久而久之,他们也不是没后悔过。一边怕极了暴露,一边又觉得,这么下去总得有个结果。奇怪的是,有时候屠日炘说反攻就快了,还信誓旦旦。王金凤一度信他,说得多了,心里竟真的等着有一天能成官太太。可真实的生活哪里经得起这般折腾?捆绑的久了,激情便成了厌倦。


再后来,为了找些人说话,王金凤竟然主动请一群孩子到家里来吃糖。屠日炘起先极力反对,他怕这些孩子嘴巴不牢固,闹出乱子。可王金凤也反抗过,她真要咬死这些孩子,自己先不活了。
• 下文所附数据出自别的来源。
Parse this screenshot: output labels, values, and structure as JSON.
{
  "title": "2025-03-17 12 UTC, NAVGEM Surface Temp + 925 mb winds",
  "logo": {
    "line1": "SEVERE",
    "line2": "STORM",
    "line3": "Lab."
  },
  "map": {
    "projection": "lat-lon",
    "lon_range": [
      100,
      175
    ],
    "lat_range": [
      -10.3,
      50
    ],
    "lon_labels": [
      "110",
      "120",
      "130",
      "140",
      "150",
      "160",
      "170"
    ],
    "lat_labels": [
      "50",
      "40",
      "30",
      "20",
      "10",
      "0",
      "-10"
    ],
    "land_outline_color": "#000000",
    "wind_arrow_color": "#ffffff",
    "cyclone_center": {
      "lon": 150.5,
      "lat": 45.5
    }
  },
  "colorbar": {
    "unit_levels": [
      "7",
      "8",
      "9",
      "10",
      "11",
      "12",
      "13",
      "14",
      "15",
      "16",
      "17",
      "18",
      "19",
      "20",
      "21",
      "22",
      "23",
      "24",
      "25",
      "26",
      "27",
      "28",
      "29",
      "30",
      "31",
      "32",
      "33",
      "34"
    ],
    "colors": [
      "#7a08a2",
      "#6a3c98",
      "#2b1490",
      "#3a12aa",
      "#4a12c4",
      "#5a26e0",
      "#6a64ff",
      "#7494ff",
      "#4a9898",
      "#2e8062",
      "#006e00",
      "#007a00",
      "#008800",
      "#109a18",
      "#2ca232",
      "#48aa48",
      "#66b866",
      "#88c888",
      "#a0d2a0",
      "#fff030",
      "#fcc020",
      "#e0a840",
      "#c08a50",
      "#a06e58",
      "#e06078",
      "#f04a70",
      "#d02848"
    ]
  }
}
屠日炘居然怂了,两个人在这恐惧与自保中慢慢找到些可怜的平衡点。他们甚至还试图把对内心孤独的补偿寄托在这些孩子身上,听起来可笑又悲哀。


可计划终究败在了意外之下。孩子的话语最容易被大人忽略,可总有一个聪明的孩子,把事情说漏了嘴,外人一听就觉得不对劲。李朝红顺着孩子的描述,最终找到了问题的根。公安突破口一开,之前维持的平衡直接瓦解。


屠日炘被带离王家,他并不激烈反抗,人们看上去像是松了口气。王金凤也低头沉默不语,脸上看不见任何情绪。抓捕那天,参与的村民多到把小院围得水泄不通。愤怒也好,恐惧也罢,总有人从人群中扔出一块石头,带起一阵低哄。


公安怕人出事,把俩人带走。笔录里,屠日炘也坦然承认了自己所有的事情,或许他到了此时此刻也不明白,29年的等待,到底等出过什么。不久后,他被判处死刑,王金凤因身体原因没多久也故去了。两个人在世上遮遮掩掩大半辈子,最终没能逃过命运的追逐。


现实里,这样的“潜伏者”不算太稀奇。新中国初立,国民党安排过无数特务渗透各地,鲜有人真正考虑过这些暗线的下场。铜墙铁壁未必能彻底杜绝所有隐患,可真相总会慢慢渗透出来。有人要问,为什么屠日炘能藏这么久?可能是社会在巨变时总有节点的混沌,四周的淡漠、村民自己的麻木,久了反而替他做了掩护。


但国民党那点反攻梦想,最后落得一地灰烬。那些当年许诺过的高官厚禄,如今什么都没剩下,留下的只是一地枯骨。他们还以为那扇紧闭的窗后能藏得住一整片海,殊不知一块糖就能搅动一湖春水。二人守着自己的黑暗,罕有温情,满是迷茫。


有人特务危害极大,给国家造成过多少损失,也曾让包括毛主席、周总理在内的无数领导人担忧过安危。可奇怪的是,在躲藏者自己心里,到底有没有哪怕一丝相信过胜利?或者,他们只是不肯承认失败罢了?


李兆麟将军的故事至今还是人们的谈资。他倒在自己同胞的枪口下,让人嗟叹。现实并不比小说来得轻巧,特务和普通人之间,其实没有多少泾渭分明的界限。屠日炘曾是地主,如今成了间谍,终究落得死路一条。正义未必总是第一时间到来,却终究不肯彻底缺席。


社会悄悄流转,阴影有时也伴着光亮前行。过去的王金凤和屠日炘二人一心做了局中人,可最终不过是时代的灰烬。窗外的村庄早已换了几茬年轻人,等不到什么反攻时刻,等来的是另一种生活。执迷不悟如此久,到头来也只剩苦涩一把、清白如一缕。


故事说到这,再没有什么反转了。一切结局,看似是水到渠成,却也不过是一场漫长的等待和未竟的逃亡。正如这村庄里的巷道,平凡得不起眼,但风雨之后,终归会有人把门打开。